The Italians have their pasta ‘al dente’; the British have tea, the Spaniards can not stop eating their great ham and drink sangria, the French love their cheese. For the Swedes the most important thing is ‘fika’, a mandatory break for coffee and something sweet, it has the rank of God here. Sweden is a lovely land, called the kingdom of coffee. Coffee is her showcase, symbol and the most fabulous lifestyle. Coffee reigns in every Swedish home. Served in cafes, bars and restaurants seduce tourists with its captivating fragrance. When you wanna catch up with friends, you can do it by asking “Ska vi ta en Fika?”.
The Swedes drink 300 million litres of coffee in the bottle each year. An average of 3.2 cups of coffee per person per day.
Why this habit of drinking coffee is still going on; because of the weather. Season spring-summer, we have “white nights” here in Stockholm and autumn-winter “dark days”. Moreover, it sounds like a sentence torn from a sad song, by “dark days” I mean darkness literally. This photo I took on the 13th December at 13 p.m.
In Sweden, everything has its trace and order from queues to the bus to traffic lights. Rules and regulations are fundamental here, and safety is the most important. Maybe someone of you had the opportunity to drive a car around this country; then you know what I mean. Therefore, nobody will be surprised that in the ranking of the most popular things in Sweden, the second position is taken by Volvo right after coffee. The level of security offered by cars now has a significant impact on the Swedes’ decision to buy cars. The primary source of information is crash tests conducted by independent organisations.
Surströmming – Swedish delicacy from fermented Baltic herring. This heavenly food has been an element of traditional Swedish cuisine since the 16th century.

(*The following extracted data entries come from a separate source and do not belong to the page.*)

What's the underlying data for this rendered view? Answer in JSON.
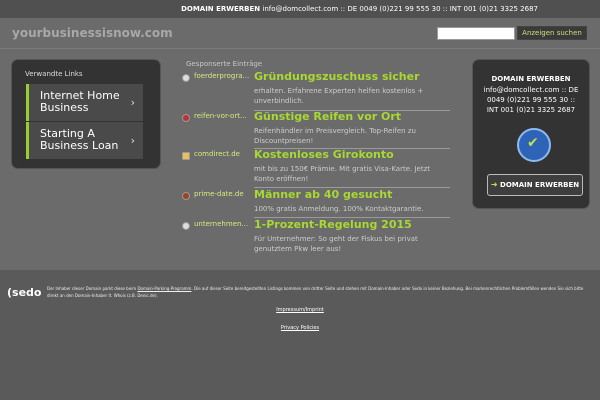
{
  "topbar": {
    "label": "DOMAIN ERWERBEN",
    "contact": "info@domcollect.com :: DE 0049 (0)221 99 555 30 :: INT 001 (0)21 3325 2687"
  },
  "header": {
    "site_name": "yourbusinessisnow.com",
    "search_value": "",
    "search_button": "Anzeigen suchen"
  },
  "related": {
    "title": "Verwandte Links",
    "items": [
      {
        "label": "Internet Home Business"
      },
      {
        "label": "Starting A Business Loan"
      }
    ]
  },
  "sponsored": {
    "title": "Gesponserte Einträge",
    "entries": [
      {
        "source": "foerderprogra...",
        "headline": "Gründungszuschuss sicher",
        "desc": "erhalten. Erfahrene Experten helfen kostenlos + unverbindlich."
      },
      {
        "source": "reifen-vor-ort...",
        "headline": "Günstige Reifen vor Ort",
        "desc": "Reifenhändler im Preisvergleich. Top-Reifen zu Discountpreisen!"
      },
      {
        "source": "comdirect.de",
        "headline": "Kostenloses Girokonto",
        "desc": "mit bis zu 150€ Prämie. Mit gratis Visa-Karte. Jetzt Konto eröffnen!"
      },
      {
        "source": "prime-date.de",
        "headline": "Männer ab 40 gesucht",
        "desc": "100% gratis Anmeldung. 100% Kontaktgarantie."
      },
      {
        "source": "unternehmen...",
        "headline": "1-Prozent-Regelung 2015",
        "desc": "Für Unternehmer: So geht der Fiskus bei privat genutztem Pkw leer aus!"
      }
    ]
  },
  "sidebox": {
    "title": "DOMAIN ERWERBEN",
    "text": "info@domcollect.com :: DE 0049 (0)221 99 555 30 :: INT 001 (0)21 3325 2687",
    "button": "DOMAIN ERWERBEN"
  },
  "footer": {
    "logo": "sedo",
    "disclaimer_pre": "Der Inhaber dieser Domain parkt diese beim ",
    "disclaimer_link": "Domain-Parking-Programm",
    "disclaimer_post": ". Die auf dieser Seite bereitgestellten Listings kommen von dritter Seite und stehen mit Domain-Inhaber oder Sedo in keiner Beziehung. Bei markenrechtlichen Problemfällen wenden Sie sich bitte direkt an den Domain-Inhaber lt. Whois (z.B. Denic.de).",
    "imprint": "Impressum/Imprint",
    "privacy": "Privacy Policies"
  }
}
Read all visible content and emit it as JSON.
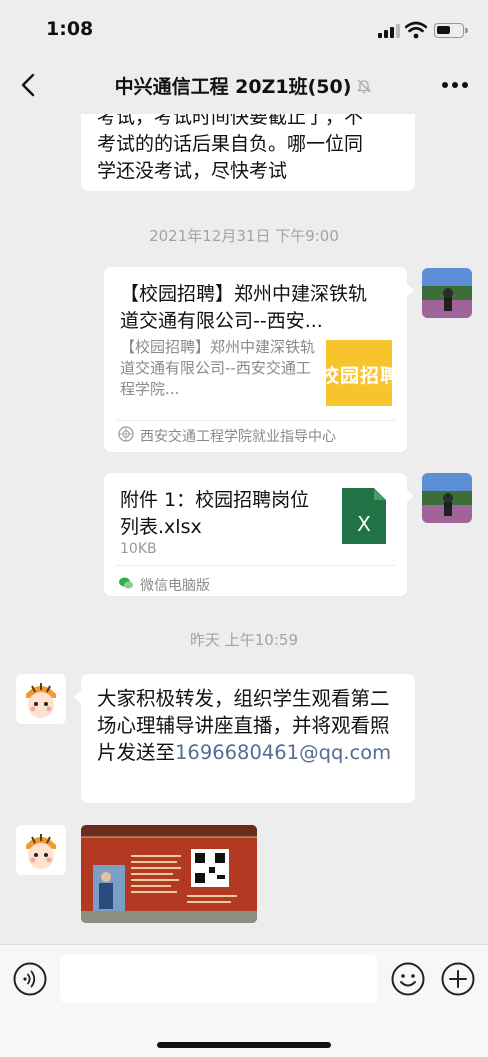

Surströmming gained popularity over 400 years ago, and thanks to the taste and smell of fish it became an attractive delicacy for “brave” people over the world. However, it does not mean that in Sweden people eat this every morning with a happy face. They certainly do not do it like this:
I hate to break it to you, but Swedes rarely eat Surströmming, and when they do, it´s sure not from a can like a caveman. They take wasabröd (google it) grease with butter, sprinkle with chopped onion, cucumber and finally they add a few small pieces of Surströmming. Smaklig måltid!